Let an improbable assumption be symbolically "Mn". Now, all we need to do is verify whether the proposition "If Mn, then pigs will fly." is true or not.
To prove that the proposition "If Mn, then pigs fly." is true, we prove that its counterpart "If pigs do not fly, then not-Mn." is true.[3]
For the assumption "Pigs do not fly." of the proposition "If pigs do not fly, then not-Mn," it always stands; in this world, no pig flies. And for the conclusion "Not-Mn," it also always stands; Mn is an improbable assumption, and the world is divided only two, Mn or not-Mn. For this proposition, therefore, as the conclusion always stands when the assumption stands, thus it is true.

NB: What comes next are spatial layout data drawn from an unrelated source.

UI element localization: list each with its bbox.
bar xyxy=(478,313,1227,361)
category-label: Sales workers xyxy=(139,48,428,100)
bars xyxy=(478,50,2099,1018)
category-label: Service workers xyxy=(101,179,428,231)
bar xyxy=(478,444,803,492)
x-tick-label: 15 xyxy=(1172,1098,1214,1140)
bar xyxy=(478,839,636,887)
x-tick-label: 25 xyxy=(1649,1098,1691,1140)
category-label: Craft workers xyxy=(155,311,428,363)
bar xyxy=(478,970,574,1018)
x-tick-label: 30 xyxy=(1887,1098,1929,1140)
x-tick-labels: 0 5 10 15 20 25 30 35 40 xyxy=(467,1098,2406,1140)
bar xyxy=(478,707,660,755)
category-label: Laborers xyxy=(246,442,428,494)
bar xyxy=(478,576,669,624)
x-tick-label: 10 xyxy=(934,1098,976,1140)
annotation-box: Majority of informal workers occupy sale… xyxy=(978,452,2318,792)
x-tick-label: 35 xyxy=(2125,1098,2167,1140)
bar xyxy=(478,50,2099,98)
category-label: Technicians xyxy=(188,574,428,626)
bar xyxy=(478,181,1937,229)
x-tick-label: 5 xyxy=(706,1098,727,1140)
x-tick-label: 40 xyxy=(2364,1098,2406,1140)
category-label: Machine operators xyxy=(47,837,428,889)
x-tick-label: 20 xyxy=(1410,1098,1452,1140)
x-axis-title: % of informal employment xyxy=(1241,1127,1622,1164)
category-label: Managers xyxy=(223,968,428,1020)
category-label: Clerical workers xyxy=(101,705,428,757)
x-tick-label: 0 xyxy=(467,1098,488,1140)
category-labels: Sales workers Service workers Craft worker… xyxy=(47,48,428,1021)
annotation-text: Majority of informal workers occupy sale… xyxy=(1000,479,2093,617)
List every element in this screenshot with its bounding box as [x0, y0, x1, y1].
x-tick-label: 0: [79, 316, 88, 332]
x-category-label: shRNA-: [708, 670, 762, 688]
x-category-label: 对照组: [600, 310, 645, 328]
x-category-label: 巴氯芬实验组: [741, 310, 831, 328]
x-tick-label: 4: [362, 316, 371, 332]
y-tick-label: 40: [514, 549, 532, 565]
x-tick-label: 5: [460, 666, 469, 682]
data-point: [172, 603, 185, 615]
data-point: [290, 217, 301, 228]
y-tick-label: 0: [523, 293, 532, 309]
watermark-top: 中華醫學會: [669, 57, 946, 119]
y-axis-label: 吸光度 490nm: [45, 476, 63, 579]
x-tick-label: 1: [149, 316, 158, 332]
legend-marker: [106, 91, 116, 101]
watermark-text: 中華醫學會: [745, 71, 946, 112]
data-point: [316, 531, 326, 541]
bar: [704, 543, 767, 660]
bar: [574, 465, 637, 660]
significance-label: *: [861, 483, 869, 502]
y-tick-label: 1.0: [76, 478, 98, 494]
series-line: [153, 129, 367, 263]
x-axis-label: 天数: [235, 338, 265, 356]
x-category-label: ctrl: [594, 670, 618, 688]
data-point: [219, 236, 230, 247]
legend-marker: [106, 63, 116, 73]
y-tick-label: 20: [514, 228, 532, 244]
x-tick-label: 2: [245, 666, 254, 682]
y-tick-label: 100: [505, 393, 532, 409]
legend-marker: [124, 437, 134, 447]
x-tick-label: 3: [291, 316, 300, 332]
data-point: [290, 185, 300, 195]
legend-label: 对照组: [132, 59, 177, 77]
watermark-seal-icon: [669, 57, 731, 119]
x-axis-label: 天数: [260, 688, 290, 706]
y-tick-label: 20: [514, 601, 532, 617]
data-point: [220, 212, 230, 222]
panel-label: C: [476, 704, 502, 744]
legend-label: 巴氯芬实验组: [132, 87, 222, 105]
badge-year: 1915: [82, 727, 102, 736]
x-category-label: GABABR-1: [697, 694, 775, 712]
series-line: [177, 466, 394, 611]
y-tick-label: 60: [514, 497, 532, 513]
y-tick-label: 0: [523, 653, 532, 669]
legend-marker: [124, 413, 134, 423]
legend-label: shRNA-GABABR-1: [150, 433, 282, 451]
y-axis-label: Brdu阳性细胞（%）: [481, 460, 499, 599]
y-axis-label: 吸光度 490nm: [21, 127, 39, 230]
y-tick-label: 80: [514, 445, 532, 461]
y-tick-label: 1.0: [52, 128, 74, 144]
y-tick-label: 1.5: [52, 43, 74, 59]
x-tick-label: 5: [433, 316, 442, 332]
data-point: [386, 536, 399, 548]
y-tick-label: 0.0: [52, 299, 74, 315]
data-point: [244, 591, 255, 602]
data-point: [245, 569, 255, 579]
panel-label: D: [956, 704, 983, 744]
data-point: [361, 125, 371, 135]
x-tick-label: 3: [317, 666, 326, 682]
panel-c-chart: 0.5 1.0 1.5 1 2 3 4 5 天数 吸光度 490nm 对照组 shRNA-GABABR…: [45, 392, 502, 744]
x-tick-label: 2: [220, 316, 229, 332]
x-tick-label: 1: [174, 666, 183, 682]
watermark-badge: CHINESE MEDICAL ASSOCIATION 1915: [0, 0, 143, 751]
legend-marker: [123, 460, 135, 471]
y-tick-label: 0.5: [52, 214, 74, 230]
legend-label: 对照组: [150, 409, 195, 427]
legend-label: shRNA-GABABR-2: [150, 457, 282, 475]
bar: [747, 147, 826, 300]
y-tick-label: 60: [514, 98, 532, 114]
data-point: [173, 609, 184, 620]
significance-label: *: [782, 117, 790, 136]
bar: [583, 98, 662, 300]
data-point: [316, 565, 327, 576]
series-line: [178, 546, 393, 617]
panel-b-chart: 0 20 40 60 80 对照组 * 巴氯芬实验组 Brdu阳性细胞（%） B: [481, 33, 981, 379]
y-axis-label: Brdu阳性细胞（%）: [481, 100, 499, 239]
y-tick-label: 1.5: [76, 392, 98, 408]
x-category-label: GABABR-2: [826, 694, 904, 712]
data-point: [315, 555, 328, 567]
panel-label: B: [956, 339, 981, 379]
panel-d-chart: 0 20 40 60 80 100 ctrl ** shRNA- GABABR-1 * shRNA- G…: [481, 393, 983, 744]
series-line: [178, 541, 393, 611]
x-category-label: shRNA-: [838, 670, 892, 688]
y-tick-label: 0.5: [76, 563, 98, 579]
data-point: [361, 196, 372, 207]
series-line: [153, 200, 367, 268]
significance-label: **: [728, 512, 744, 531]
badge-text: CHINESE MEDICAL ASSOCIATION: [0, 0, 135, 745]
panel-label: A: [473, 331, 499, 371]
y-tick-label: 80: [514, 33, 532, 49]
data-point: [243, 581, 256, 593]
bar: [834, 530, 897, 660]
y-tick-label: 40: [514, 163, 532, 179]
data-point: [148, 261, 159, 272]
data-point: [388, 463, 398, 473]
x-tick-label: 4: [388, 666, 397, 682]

Then the proposition "If Mn, pigs would fly." is true, as a proposition, where its Contrapositive(ja) is true, is true.
The answer that has a logical consistency to "Pigs! Would! Fly!" Problem can be proved as such.
Footnote
- ↑ In this context, it is a statement with an assumption and a conclusion.
- ↑ But why? He is a genius.
- ↑ Generally, the truth values of proposition P and its counterpart, proposition Q, are equal.